[17.08.21] Energy Poverty: New scientific papers
Energy Taxation and Its Societal Effects
Joint Research Centre of the European Commission released a new paper on energy taxation and energy vulnerability/poverty. Taxes account for a significant share of the final price of energy products in the EU. Energy taxes provide flexible and cost-effective means for reinforcing the polluter-pays principle and for reaching objectives of the European Green Deal. However, as energy taxation raises the price citizens have to pay for their energy, the poor are at risk to be more burdened by energy price increases than the wealthy. This report provides a detailed overview of energy taxation – the current policy context, household energy prices and the impact of energy taxation on financially disadvantaged citizens. The Energy Taxation Directive (ETD) that is currently under revision is also discussed together with the EU Emission Trading Scheme (ETS) and national carbon taxes as the main instruments used in the EU to reduce the greenhouse gas (GHG) emissions. Furthermore, as the redistribution of the tax revenue is crucial for the success of the energy transition, we explore different ways of using the revenue of energy taxation such as supporting further efforts to cut the GHG emissions or offsetting the burdens on the poor by increasing welfare benefits, re-investing the revenue through special schemes (e.g. renovation subsidies), supporting households with lump-sum transfers and other.
Download the Publication here: https://publications.jrc.ec.europa.eu/repository/handle/JRC123486
This article/publication is based upon work from COST Action CA16232 (ENGAGER), supported by COST (European Cooperation in Science and Technology)

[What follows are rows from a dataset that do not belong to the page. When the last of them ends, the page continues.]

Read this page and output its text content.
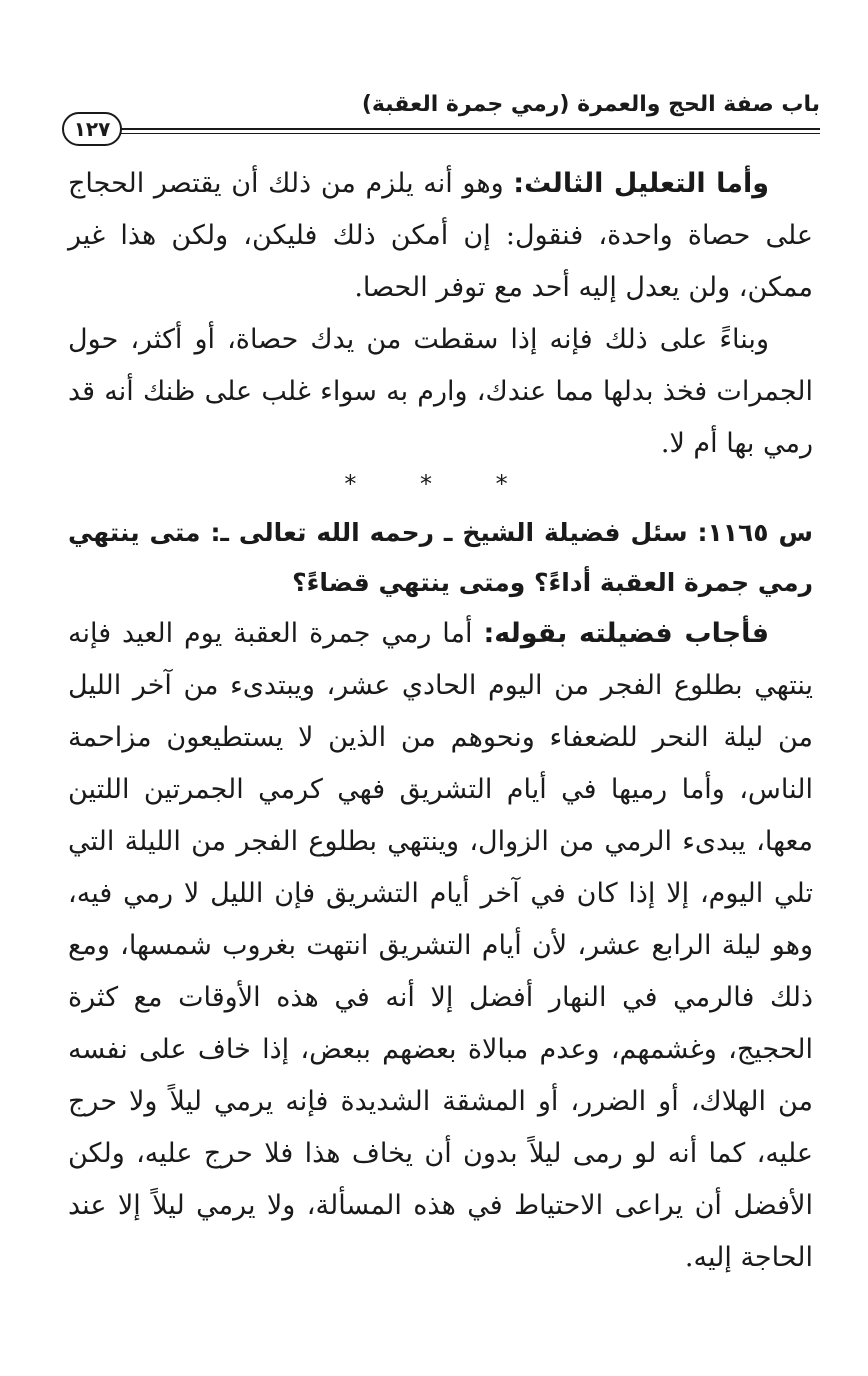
باب صفة الحج والعمرة (رمي جمرة العقبة)
١٢٧

وأما التعليل الثالث: وهو أنه يلزم من ذلك أن يقتصر الحجاج على حصاة واحدة، فنقول: إن أمكن ذلك فليكن، ولكن هذا غير ممكن، ولن يعدل إليه أحد مع توفر الحصا.

وبناءً على ذلك فإنه إذا سقطت من يدك حصاة، أو أكثر، حول الجمرات فخذ بدلها مما عندك، وارم به سواء غلب على ظنك أنه قد رمي بها أم لا.

* * *

س ١١٦٥: سئل فضيلة الشيخ ـ رحمه الله تعالى ـ: متى ينتهي رمي جمرة العقبة أداءً؟ ومتى ينتهي قضاءً؟

فأجاب فضيلته بقوله: أما رمي جمرة العقبة يوم العيد فإنه ينتهي بطلوع الفجر من اليوم الحادي عشر، ويبتدىء من آخر الليل من ليلة النحر للضعفاء ونحوهم من الذين لا يستطيعون مزاحمة الناس، وأما رميها في أيام التشريق فهي كرمي الجمرتين اللتين معها، يبدىء الرمي من الزوال، وينتهي بطلوع الفجر من الليلة التي تلي اليوم، إلا إذا كان في آخر أيام التشريق فإن الليل لا رمي فيه، وهو ليلة الرابع عشر، لأن أيام التشريق انتهت بغروب شمسها، ومع ذلك فالرمي في النهار أفضل إلا أنه في هذه الأوقات مع كثرة الحجيج، وغشمهم، وعدم مبالاة بعضهم ببعض، إذا خاف على نفسه من الهلاك، أو الضرر، أو المشقة الشديدة فإنه يرمي ليلاً ولا حرج عليه، كما أنه لو رمى ليلاً بدون أن يخاف هذا فلا حرج عليه، ولكن الأفضل أن يراعى الاحتياط في هذه المسألة، ولا يرمي ليلاً إلا عند الحاجة إليه.
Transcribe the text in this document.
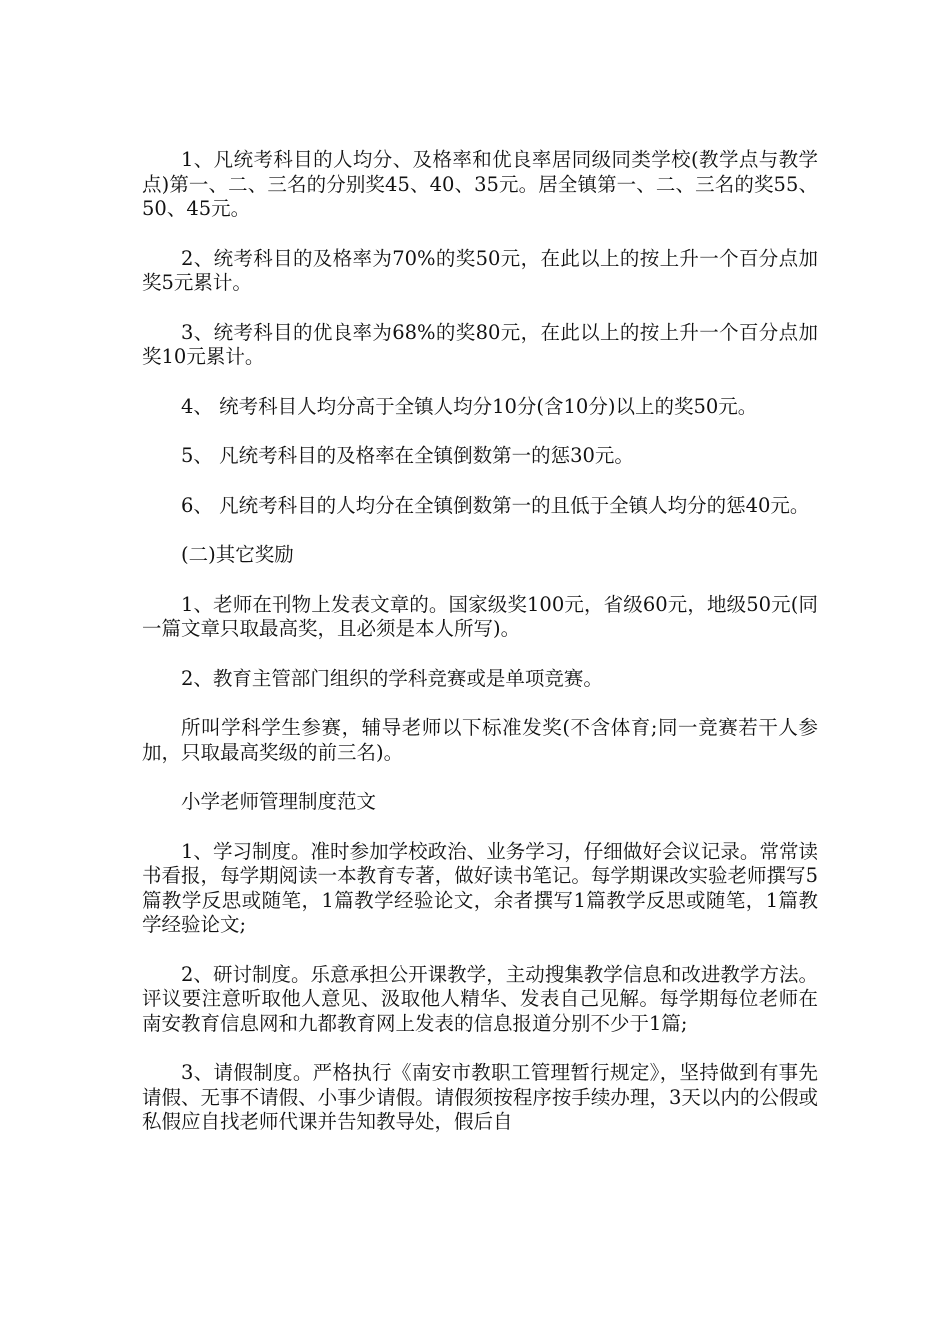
1、凡统考科目的人均分、及格率和优良率居同级同类学校(教学点与教学点)第一、二、三名的分别奖45、40、35元。居全镇第一、二、三名的奖55、50、45元。

2、统考科目的及格率为70%的奖50元，在此以上的按上升一个百分点加奖5元累计。

3、统考科目的优良率为68%的奖80元，在此以上的按上升一个百分点加奖10元累计。

4、 统考科目人均分高于全镇人均分10分(含10分)以上的奖50元。

5、 凡统考科目的及格率在全镇倒数第一的惩30元。

6、 凡统考科目的人均分在全镇倒数第一的且低于全镇人均分的惩40元。

(二)其它奖励

1、老师在刊物上发表文章的。国家级奖100元，省级60元，地级50元(同一篇文章只取最高奖，且必须是本人所写)。

2、教育主管部门组织的学科竞赛或是单项竞赛。

所叫学科学生参赛，辅导老师以下标准发奖(不含体育;同一竞赛若干人参加，只取最高奖级的前三名)。

小学老师管理制度范文

1、学习制度。准时参加学校政治、业务学习，仔细做好会议记录。常常读书看报，每学期阅读一本教育专著，做好读书笔记。每学期课改实验老师撰写5篇教学反思或随笔，1篇教学经验论文，余者撰写1篇教学反思或随笔，1篇教学经验论文;

2、研讨制度。乐意承担公开课教学，主动搜集教学信息和改进教学方法。评议要注意听取他人意见、汲取他人精华、发表自己见解。每学期每位老师在南安教育信息网和九都教育网上发表的信息报道分别不少于1篇;

3、请假制度。严格执行《南安市教职工管理暂行规定》，坚持做到有事先请假、无事不请假、小事少请假。请假须按程序按手续办理，3天以内的公假或私假应自找老师代课并告知教导处，假后自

A framework for ‘right to energy’ to meet UN SDG7: Policy implications to meet basic human energy needs, eradicate energy poverty, enhance energy justice, and uphold energy democracy
Access to electricity on the global scale has improved substantially in the past 30 years; yet, in 2018, an estimated 831 million people still have no access. The UN SDG7, ‘Affordable and Clean Energy’, aims to ensure access to affordable, reliable, sustainable, and modern energy for all and outlines actions needed internationally and nationally. At present, however, many countries lack any legal basis to trigger or reinforce policy actions; in fact, in some cases, existing measures would hamper achievement of SDG7 by 2030. Access to energy as a fundamental human right that needs to be safeguarded by government actions and interventions has been advocated by some scholars. The study suggests that the concept of a ‘right to energy’ can serve as a good foundation and justification for governments and other actors to intervene or address issues such as lack of access to energy and energy services, energy poverty, energy injustice, and lack of energy democracy. Indeed, a rights-based concept establishes implications of the state’s duties and obligations to tackle these issues. This study explores the possibility of a practical framework for developing or implementing policies that uphold a right to energy. Implications drawn from the policy framework include a suite of practical actions and prompt further debates that may strengthen, safeguard, fulfil, and protect individual rights to energy.
Dr. Chian-Woei Shyu
The Role of the Ombudsman in Energy Poverty Alleviation
Stojilovska, A. (2021). Energy poverty and the role of institutions: exploring procedural energy justice – Ombudsman in focus. Journal of Environmental Policy & Planning, 1-13. https://doi.org/10.1080/1523908X.2021.1940895
This paper aims to explore the role of institutions, and specifically of the Ombudsman, in creating and practicing policies with relevance to energy poverty as a case of procedural energy (in)justice in a European context, while refining procedural energy justice. It is empirically informed by studies about the Austrian energy utility-based Ombudsman and the independent Ombudsman in North Macedonia, countries with a low and high level of energy poverty, respectively. I highlight the unexplored institutional capacity of the independent Ombudsman to discover hidden institutional energy poverty drivers, and the utility-based Ombudsman to alleviate energy poverty, and contribute to a socially just energy transition. The energy market and social welfare system are important institutions co-shaping energy poverty, and the energy utility plays an especially relevant role in creating or preventing energy injustices. Procedural energy justice applied to energy poverty is about how institutions treat citizens over access to affordable energy, and how citizens are (dis)empowered by that relationship.